The obelisk in question, I'm not sure where the original is, but there's a copy to this day standing at a fountain in the Piazza Navona in Rome. As for the original...
The obelisk, made of Aswan granite, has an interesting history. It is connected with the emperor Domitian, and was originally thought to have come from the Serapeum, which the emperor rebuilt in A.D. 80. However, it is equally plausible that the obelisk might have originated from the Temple of the Gens Flavia on the Quirinal Hill, built by Domitian dedicated to his family cult. The hieroglyphic inscriptions on the obelisk were of Roman authorship, offering a hymn to Domitian, and the deified emperors Vespasian and Titus, possibly on the occasion of something being restored.
It was moved in the 4th Century, after which both its original location and the knowledge of how to read the hieroglyphic carved upon it were lost. However, it still looked really cool, and the lost language on it added a healthy dollop of mystique. In the early 1600's Pope Innocent X decided to have it moved again, to the plaza in front of his family home, with a suitable setting, of course, and commissioned a Jesuit scholar named Athanasius Kircher to oversee the effort.
As I said, the knowledge of translating hieroglyphics was lost at that time, and not really regained for another 200 years. Kircher didn't let that stop him though, and attempted his own translation anyway. To be fair to him, someone eventually had to be the person to figure it out, so why not him?
Well ... it wasn't him. Boyohboy was it not him. In particular, that diagram of his linked in the question appears to be Kircher's own attempt to illustrate his translation off the (now) south face of the obelisk, which he translated (into Latin like you see on that diagram) as:
'To the triform Divinity Hemptha - first Mind, motor of all things, second Mind, craftsman, pantamorphic Spirit - Triune Divinity, eternal, having no beginning or end, Origin of the secondary Gods, which, diffused out of the Monad as from a certain apex into the breadth of the mundane pyramid, ...

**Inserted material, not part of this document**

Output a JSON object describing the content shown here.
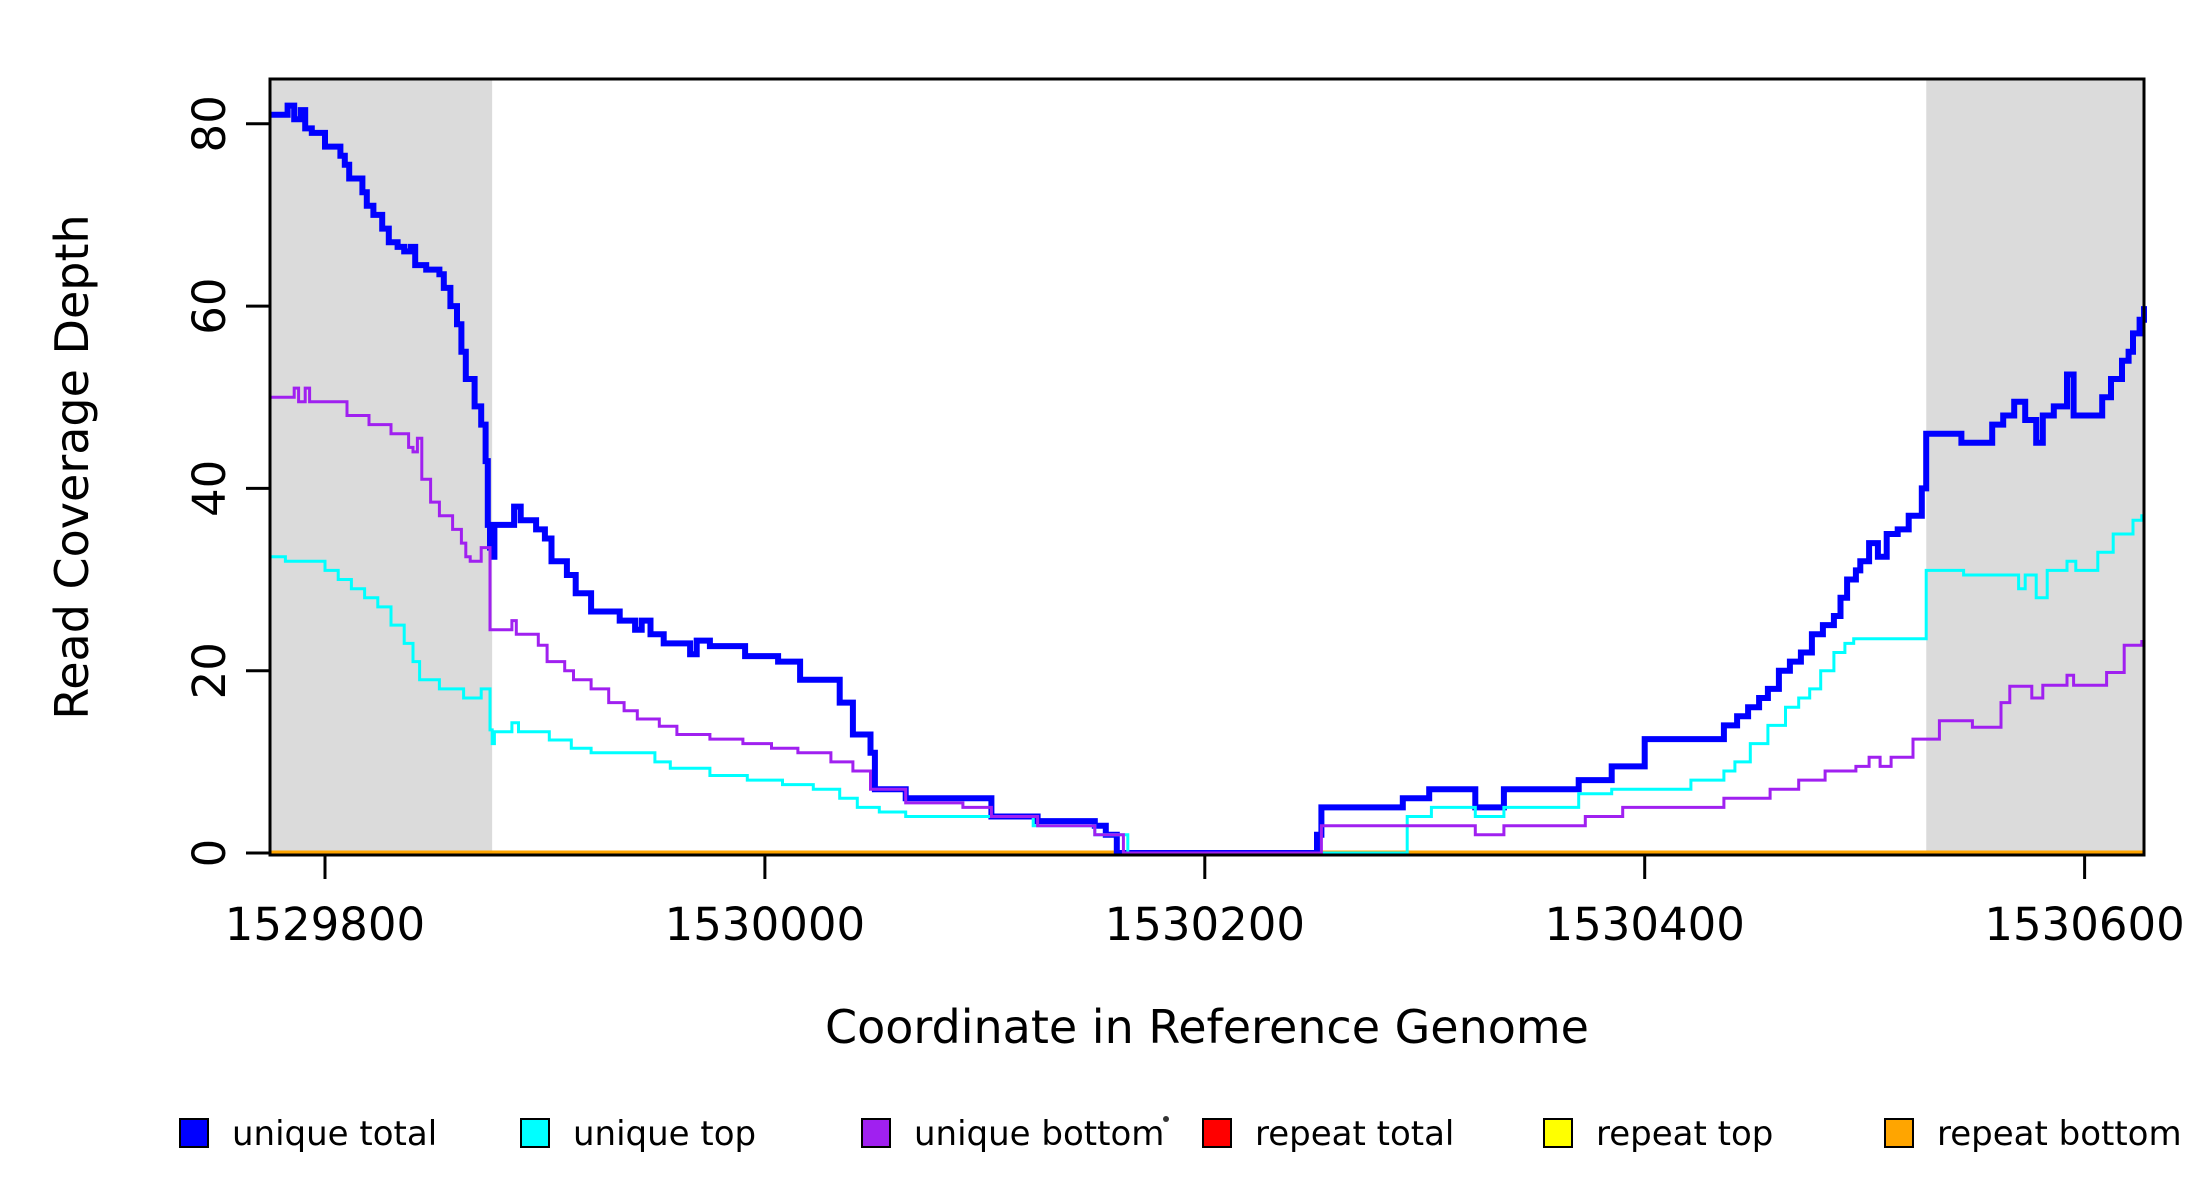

It goes on in this poetic vein for quite a while, but you can see where his diagram of the pyramid with the trinity flows from this translation. The picture itself appears to be from a book he wrote about his work in 1650, Obeliscus Pamphilius (Pamphilji was the pope's family name).
So when the hieroglyphs were actually deciphered two centuries later, thanks to the discovery of the Rosetta Stone, what did they say? "Horus, strong bull, beloved of Maat."
Oh well. Not all theories are winners, right?